France | France, Cour administrative d'appel de Marseille, 1ere chambre - formation a 3, 10 juin 2021, 20MA00064


Vu la procédure suivante :

Procédure contentieuse antérieure :

M. E... D... a demandé au tribunal administratif de Toulon d'annuler la décision du 31 octobre 2017 par laquelle le maire de la commune de Régusse lui a délivré un certificat d'urbanisme positif en vue de la construction d'une maison individuelle sur un terrain cadastré section D n° 1101, situé 346 chemin du Peirard au lieu-dit Gréouré, sur le territoire de la commune, en tant que ce certificat d'urbanisme est assorti d'une prescription spéciale visant à limiter l'implantation de la construction au nord

de la parcelle, et la décision du 29 novembre 2017 par laquelle le maire ...

Vu la procédure suivante :

Procédure contentieuse antérieure :

M. E... D... a demandé au tribunal administratif de Toulon d'annuler la décision du 31 octobre 2017 par laquelle le maire de la commune de Régusse lui a délivré un certificat d'urbanisme positif en vue de la construction d'une maison individuelle sur un terrain cadastré section D n° 1101, situé 346 chemin du Peirard au lieu-dit Gréouré, sur le territoire de la commune, en tant que ce certificat d'urbanisme est assorti d'une prescription spéciale visant à limiter l'implantation de la construction au nord de la parcelle, et la décision du 29 novembre 2017 par laquelle le maire de la commune de Régusse a rejeté son recours gracieux.

Par un jugement n° 1704829 du 3 décembre 2019, le tribunal administratif de Toulon a rejeté sa demande.

Procédure devant la Cour :

Par une requête, enregistrée le 7 janvier 2020, M. D..., représenté par la SELARL EBC Avocats, demande à la Cour :

1°) d'annuler ce jugement du 3 décembre 2019 du tribunal administratif de Toulon ;

2°) de faire droit à sa demande de première instance ;

3°) d'enjoindre à la commune de Régusse de ré-instruire sa demande de certificat d'urbanisme dans un délai de quinze jours ;

4°) de mettre à la charge de la commune de Régusse la somme de 1 500 euros en application des dispositions de l'article L. 761-1 du code de justice administrative ;

Il soutient que :

- le jugement attaqué ne reprend pas dans ses motifs les dispositions dont le tribunal a fait application ;

- le tribunal s'est fondé sur des éléments qui ne figuraient pas dans le dossier de première instance, en l'occurrence l'existence d'un massif boisé et d'un boisement sur la parcelle ;

- le maire de la commune de Régusse s'est à tort estimé lié par l'avis du représentant de l'Etat ;

- la décision attaquée n'est pas motivée en méconnaissance de l'article L. 424-3 du code de l'urbanisme car elle n'explique pas les raisons pour lesquelles la possibilité d'implanter la construction doit être limitée ;

- la décision attaquée est entachée d'erreur de droit et d'erreur manifeste d'appréciation au regard de l'article L. 111-3 du code de l'urbanisme ;

- son terrain est situé dans les parties urbanisées de la commune.

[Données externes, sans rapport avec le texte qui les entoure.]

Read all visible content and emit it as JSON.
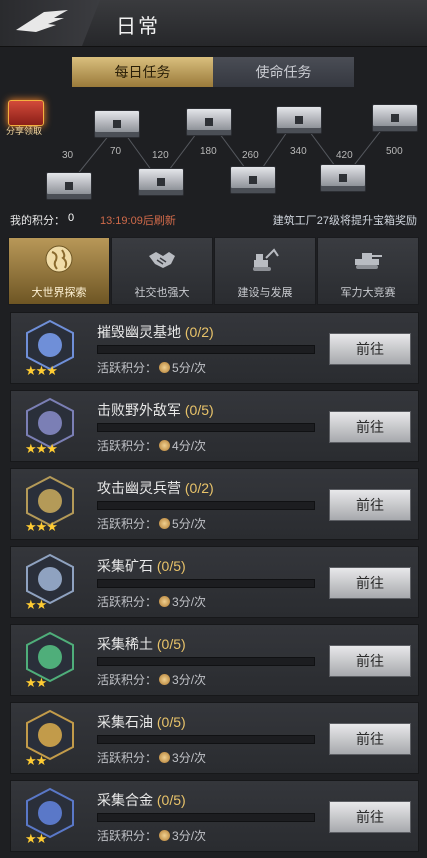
{
  "header": {
    "title": "日常"
  },
  "tabs": {
    "daily": "每日任务",
    "mission": "使命任务"
  },
  "rewards": {
    "share_label": "分享领取",
    "levels": [
      "30",
      "70",
      "120",
      "180",
      "260",
      "340",
      "420",
      "500"
    ],
    "my_score_label": "我的积分：",
    "my_score_value": "0",
    "timer": "13:19:09后刷新",
    "factory_note": "建筑工厂27级将提升宝箱奖励"
  },
  "categories": [
    {
      "label": "大世界探索",
      "icon": "globe-icon",
      "active": true
    },
    {
      "label": "社交也强大",
      "icon": "handshake-icon",
      "active": false
    },
    {
      "label": "建设与发展",
      "icon": "excavator-icon",
      "active": false
    },
    {
      "label": "军力大竞赛",
      "icon": "tank-icon",
      "active": false
    }
  ],
  "tasks": [
    {
      "name": "摧毁幽灵基地",
      "count": "(0/2)",
      "score_label": "活跃积分：",
      "score": "5分/次",
      "button": "前往",
      "stars": "★★★",
      "badge_color": "#6f8fd8"
    },
    {
      "name": "击败野外敌军",
      "count": "(0/5)",
      "score_label": "活跃积分：",
      "score": "4分/次",
      "button": "前往",
      "stars": "★★★",
      "badge_color": "#7b7fb5"
    },
    {
      "name": "攻击幽灵兵营",
      "count": "(0/2)",
      "score_label": "活跃积分：",
      "score": "5分/次",
      "button": "前往",
      "stars": "★★★",
      "badge_color": "#b49a58"
    },
    {
      "name": "采集矿石",
      "count": "(0/5)",
      "score_label": "活跃积分：",
      "score": "3分/次",
      "button": "前往",
      "stars": "★★",
      "badge_color": "#8fa2c0"
    },
    {
      "name": "采集稀土",
      "count": "(0/5)",
      "score_label": "活跃积分：",
      "score": "3分/次",
      "button": "前往",
      "stars": "★★",
      "badge_color": "#4fae7a"
    },
    {
      "name": "采集石油",
      "count": "(0/5)",
      "score_label": "活跃积分：",
      "score": "3分/次",
      "button": "前往",
      "stars": "★★",
      "badge_color": "#c29b4a"
    },
    {
      "name": "采集合金",
      "count": "(0/5)",
      "score_label": "活跃积分：",
      "score": "3分/次",
      "button": "前往",
      "stars": "★★",
      "badge_color": "#5a78c8"
    }
  ]
}
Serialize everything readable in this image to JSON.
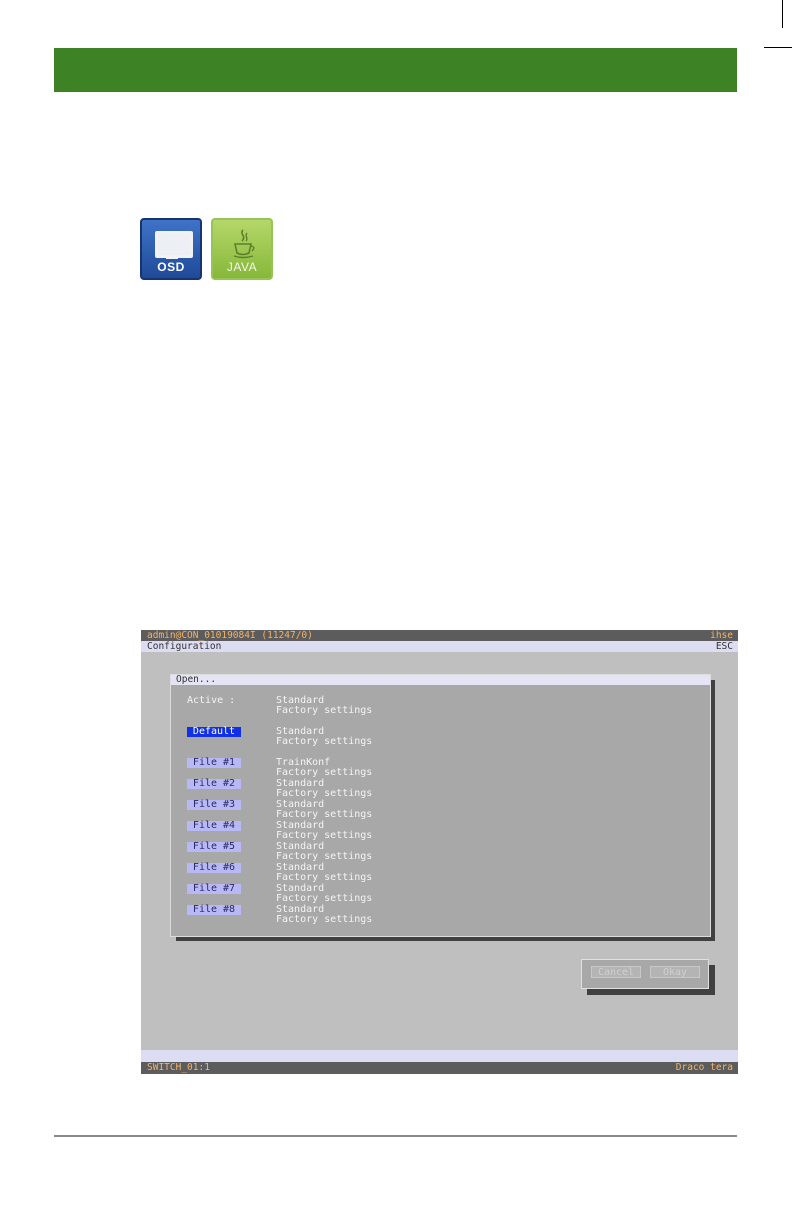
{
  "icons": {
    "osd": {
      "label": "OSD",
      "icon": "monitor-icon",
      "color": "#2756a8"
    },
    "java": {
      "label": "JAVA",
      "icon": "java-cup-icon",
      "color": "#9fca55"
    }
  },
  "header": {
    "color": "#3d8224"
  },
  "osd": {
    "title_left": "admin@CON_01019084I (11247/0)",
    "title_right": "ihse",
    "menu_left": "Configuration",
    "menu_right": "ESC",
    "dialog_title": "Open...",
    "active_label": "Active  :",
    "active": {
      "name": "Standard",
      "desc": "Factory settings"
    },
    "default_button": "Default",
    "default": {
      "name": "Standard",
      "desc": "Factory settings"
    },
    "files": [
      {
        "button": "File #1",
        "name": "TrainKonf",
        "desc": "Factory settings"
      },
      {
        "button": "File #2",
        "name": "Standard",
        "desc": "Factory settings"
      },
      {
        "button": "File #3",
        "name": "Standard",
        "desc": "Factory settings"
      },
      {
        "button": "File #4",
        "name": "Standard",
        "desc": "Factory settings"
      },
      {
        "button": "File #5",
        "name": "Standard",
        "desc": "Factory settings"
      },
      {
        "button": "File #6",
        "name": "Standard",
        "desc": "Factory settings"
      },
      {
        "button": "File #7",
        "name": "Standard",
        "desc": "Factory settings"
      },
      {
        "button": "File #8",
        "name": "Standard",
        "desc": "Factory settings"
      }
    ],
    "cancel_label": "Cancel",
    "okay_label": "Okay",
    "status_left": "SWITCH_01:1",
    "status_right": "Draco tera"
  }
}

La procédure a été communiquée à la commune de Régusse, qui n'a pas produit de mémoire en défense ;

Une ordonnance du 15 mars 2021 a fixé la clôture de l'instruction ce même jour, en application de l'article R. 613-1 du code de justice administrative.

Vu les autres pièces du dossier.

Vu :

- le code de l'urbanisme ;

- le code de justice administrative.

La présidente de la Cour a désigné M. C... pour présider la formation de jugement en application de l'article R. 22226 du code de justice administrative.

Les parties ont été régulièrement averties du jour de l'audience.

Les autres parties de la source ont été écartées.